Das Virus macht mobil

Für diese Fälle interessiert sich DKFZ-Forscher Henri-Jacques Delecluse, der dem Epstein-Barr-Virus seit Langem auf der Spur ist. Jetzt hat er eine wichtige Entdeckung gemacht, die Ansatzpunkt für innovative Therapien sein könnte. „In Kooperation mit dem Nierenzentrum des Universitätsklinikum Heidelberg konnten wir zeigen, dass EBV-infizierte B-Zellen Charakteristika von „Homing cells“ aufweisen“, erklärt der DKFZ-Forscher. Homing bezeichnet das Einwandern von Immunzellen aus den Lymphbahnen in bestimmte Gewebe, wo sie auf Zielstrukturen von Krankheitserregern geeicht werden. Die immunkompetenten B-Zellen kehren anschließend in die lymphatischen Organe zurück. „Homing Cells“ haben die Fähigkeit, die Barriere des Gefäßendothels zu überwinden. Normalerweise erfolgt das Homing streng kontrolliert und wird durch Zytokine gesteuert, über die Zellen miteinander kommunizieren.

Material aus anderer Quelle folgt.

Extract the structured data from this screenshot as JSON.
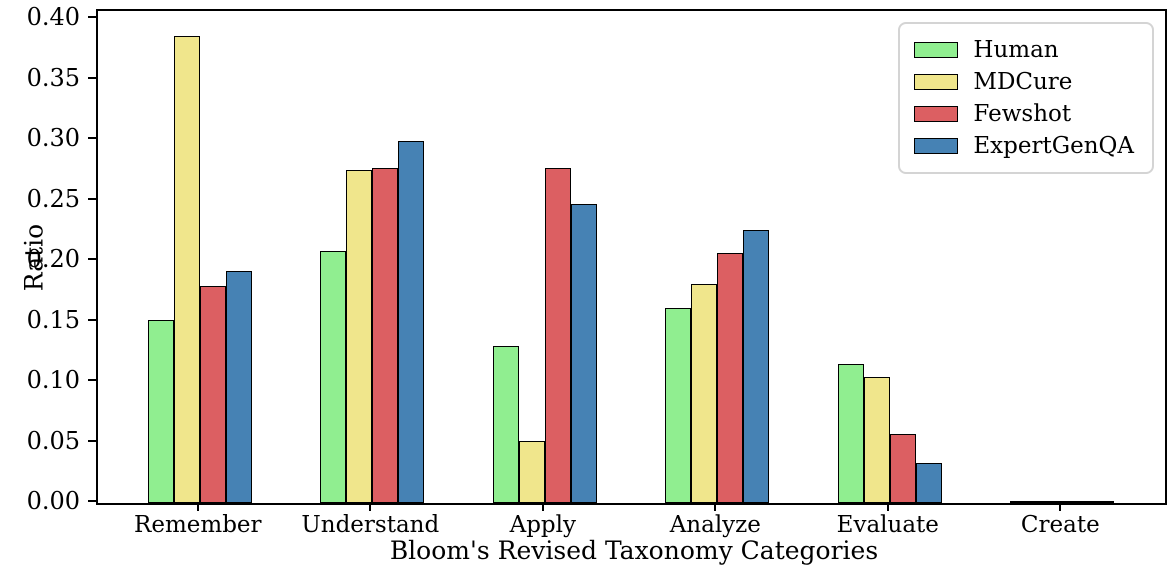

Ansatzpunkt für neue Therapien

EBV-infizierte B-Zellen bilden ein lebenslang im menschlichen Körper verbleibendes Virusreservoir. Dadurch, dass die Viren die gezielte Migration der infizierten B-Zellen auslösen, breiten sich diese im Körper aus – und mit ihnen die Viren. Die Heidelberger Forschergruppe identifizierte zwei von EBV produzierte Proteine, die das Homing-Verhalten der B-Zellen in Gang bringen. „Die Virusproteine EBNA2 und LMP1 erhöhen die Aktivität entzündungsfördernder Zytokine wie CCL4, die bei Multipler Sklerose nachweislich relevant sind“, berichtet Delecluse. „In der Folge teilen sich die infizierten B-Zellen und schwärmen aus. Die EBV-manipulierten B-Zellen überwinden die Barriere des Gefäßendothels und dringen unter anderem ins Gehirn ein. Auch dieser Prozess wird durch MS-relevante Botenstoffe gesteuert, wie wir zeigen konnten. Unter anderem ist der CCR1-Rezeptor involviert, der bei Multipler Sklerose nachweislich eine wichtige Rolle spielt.“

Die Entdeckung der DKFZ-Forscher eröffnet neue therapeutische Perspektiven. „Die Entschlüsselung der Reaktionskaskade, die EBV-infizierte B-Zellen in den Homing-Modus versetzt, bietet die Möglichkeit, gezielt zu intervenieren und die Migration der B-Zellen zu unterbinden“, erklärt Erstautorin Susanne Delecluse. Mit verschiedenen Ansätzen ist es dem Forscherteam am Tiermodell bereits gelungen, die EBV-induzierte Migration von B-Zellen zu blockieren. „Durch spezifische Hemmstoffe“, so Susanne Delecluse vom Nierenzentrum des UKHD, „konnten wir die Überlebenschance EBV-infizierter B-Zellen reduzieren und ihre Ausbreitung im Körper – unter anderem ins Gehirn – verhindern.“

Sollte dies auch beim Menschen funktionieren – was bis jetzt noch nicht gezeigt ist –, ließe sich der Ansatz möglicherweise nutzen, um einer autoaggressiven Schädigung der Nervenscheiden bei Multipler Sklerose vorzubeugen.